SCI Calls for Adequate Security to Tackle Kidnapping in Schools

By Francis Sardauna

As the world celebrates International Children’s Day, a non-governmental organisation, Save the Children International (SCI), has called on the federal and state governments to provide adequate security around schools in the country to checkmate the spate of kidnapping and other nefarious activities against school children.

The organisation expressed concern that while the education sector is yet to come to terms with the effect of the COVID-19 pandemic, the kidnapping and killing of school children are taking a worrisome dimension in the country.

The Katsina State Community Engagement and Advocacy Coordinator of SCI, Murjanatu Kabir, who made the call Thursday at an event in Katsina to commemorate the 2021 Children’s Day, said attacks on schools are threatening the future of the Nigerian child and the education sector.

The event, organised by SCI through its Reaching and Empowering Adolescents to make informed Choices for their Health (REACH) and Towards Ending Child Marriage (TECM) projects funded by Global Affairs Canada and Netherland in collaboration with the Katsina State government, drew pupils and students across the state.

Kabir maintained that there is need for government at all levels to take necessary actions to curtail the abduction of school children, adding that frequent kidnapping of students undermines the right to education of the affected children.

According to her, “As we celebrate this year’s International Children’s Day, I urge government at all levels to secure our educational facilities and the lives of our children by providing adequate security in schools across the country.

“If we do not wake up from our slumber and tackle this issue, it will not only be destroying our present but our future. This is because it will be impossible for parents to send their wards to school when the lives of their children are not safe.”

She admonished the Katsina State Government and other critical stakeholders to put machinery in motion to ensure speedy implementation of the Child Protection Law in order to protect children’s rights and address abuses against them in the state.

In her remarks, the wife of the Katsina State Governor, Dr. Hadiza Bello Masari, advised children in the state to shun cultism, drugs and other vices that are capable of undermining their future.

She said: “You are our future leaders, don’t engage in drug abuse, cultism and other social vices because these factors will destroy both your present and future. I will continue to support children in the state in order to achieve their goals in life.”

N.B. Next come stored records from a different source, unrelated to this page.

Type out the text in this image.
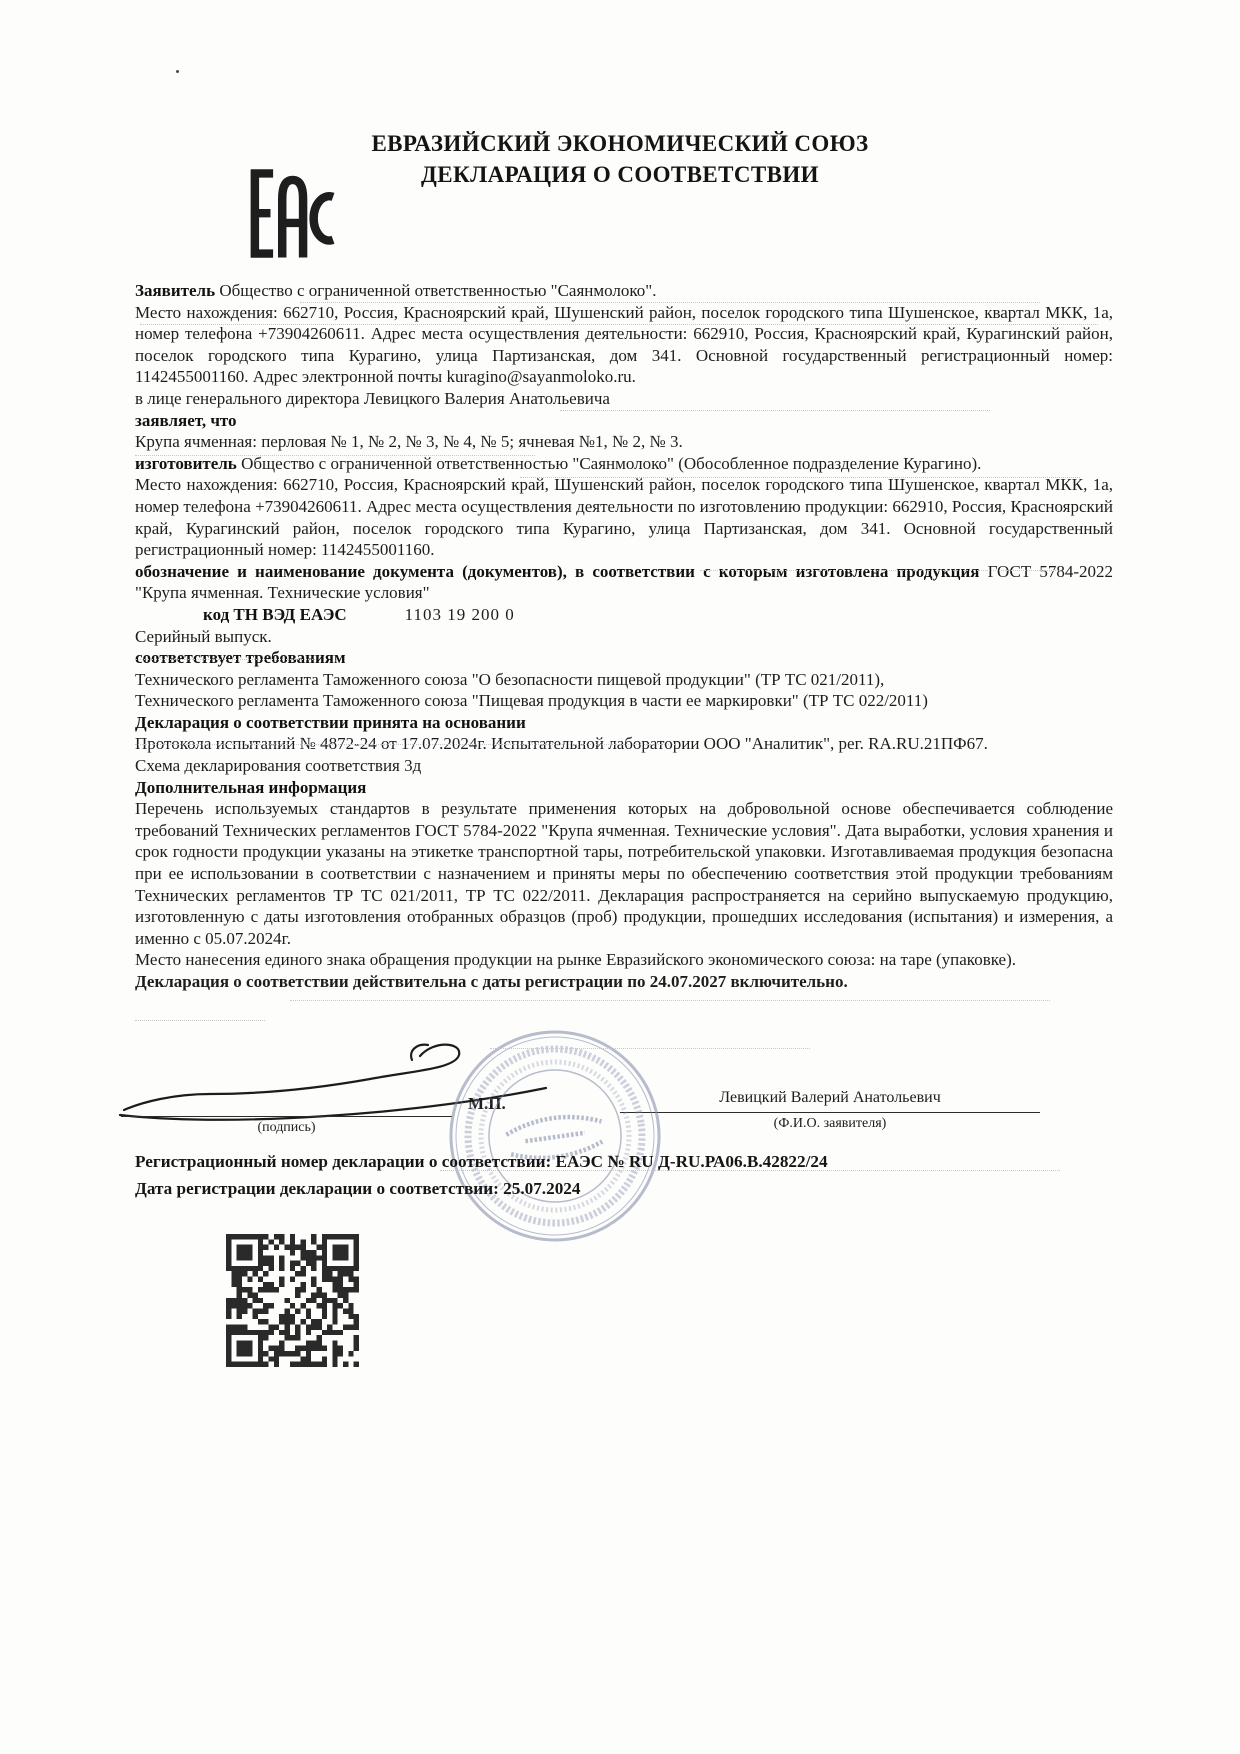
ЕВРАЗИЙСКИЙ ЭКОНОМИЧЕСКИЙ СОЮЗ
ДЕКЛАРАЦИЯ О СООТВЕТСТВИИ

Заявитель Общество с ограниченной ответственностью "Саянмолоко".

Место нахождения: 662710, Россия, Красноярский край, Шушенский район, поселок городского типа Шушенское, квартал МКК, 1а, номер телефона +73904260611. Адрес места осуществления деятельности: 662910, Россия, Красноярский край, Курагинский район, поселок городского типа Курагино, улица Партизанская, дом 341. Основной государственный регистрационный номер: 1142455001160. Адрес электронной почты kuragino@sayanmoloko.ru.

в лице генерального директора Левицкого Валерия Анатольевича

заявляет, что

Крупа ячменная: перловая № 1, № 2, № 3, № 4, № 5; ячневая №1, № 2, № 3.

изготовитель Общество с ограниченной ответственностью "Саянмолоко" (Обособленное подразделение Курагино).

Место нахождения: 662710, Россия, Красноярский край, Шушенский район, поселок городского типа Шушенское, квартал МКК, 1а, номер телефона +73904260611. Адрес места осуществления деятельности по изготовлению продукции: 662910, Россия, Красноярский край, Курагинский район, поселок городского типа Курагино, улица Партизанская, дом 341. Основной государственный регистрационный номер: 1142455001160.

обозначение и наименование документа (документов), в соответствии с которым изготовлена продукция ГОСТ 5784-2022 "Крупа ячменная. Технические условия"

код ТН ВЭД ЕАЭС	1103 19 200 0

Серийный выпуск.

соответствует требованиям

Технического регламента Таможенного союза "О безопасности пищевой продукции" (ТР ТС 021/2011),

Технического регламента Таможенного союза "Пищевая продукция в части ее маркировки" (ТР ТС 022/2011)

Декларация о соответствии принята на основании

Протокола испытаний № 4872-24 от 17.07.2024г. Испытательной лаборатории ООО "Аналитик", рег. RA.RU.21ПФ67.

Схема декларирования соответствия 3д

Дополнительная информация

Перечень используемых стандартов в результате применения которых на добровольной основе обеспечивается соблюдение требований Технических регламентов ГОСТ 5784-2022 "Крупа ячменная. Технические условия". Дата выработки, условия хранения и срок годности продукции указаны на этикетке транспортной тары, потребительской упаковки. Изготавливаемая продукция безопасна при ее использовании в соответствии с назначением и приняты меры по обеспечению соответствия этой продукции требованиям Технических регламентов ТР ТС 021/2011, ТР ТС 022/2011. Декларация распространяется на серийно выпускаемую продукцию, изготовленную с даты изготовления отобранных образцов (проб) продукции, прошедших исследования (испытания) и измерения, а именно с 05.07.2024г.

Место нанесения единого знака обращения продукции на рынке Евразийского экономического союза: на таре (упаковке).

Декларация о соответствии действительна с даты регистрации по 24.07.2027 включительно.

(подпись)
М.П.	Левицкий Валерий Анатольевич
(Ф.И.О. заявителя)
Регистрационный номер декларации о соответствии: ЕАЭС № RU Д-RU.РА06.В.42822/24
Дата регистрации декларации о соответствии: 25.07.2024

On her part, the Special Adviser to the state government on Girl Child Education and Child Development, Hajiya Amina Dauda, said government was doing everything humanly possible to strengthen the capacity of parents in the state to protect their children against any form of violent and exploitation.

Speaking earlier, the Speaker of the state Children’s Parliament, Ibrahim Maharazu, lamented the cases of sexual molestation of children by adults in the state, calling for the implementation of the state’s child protection law to address the menace.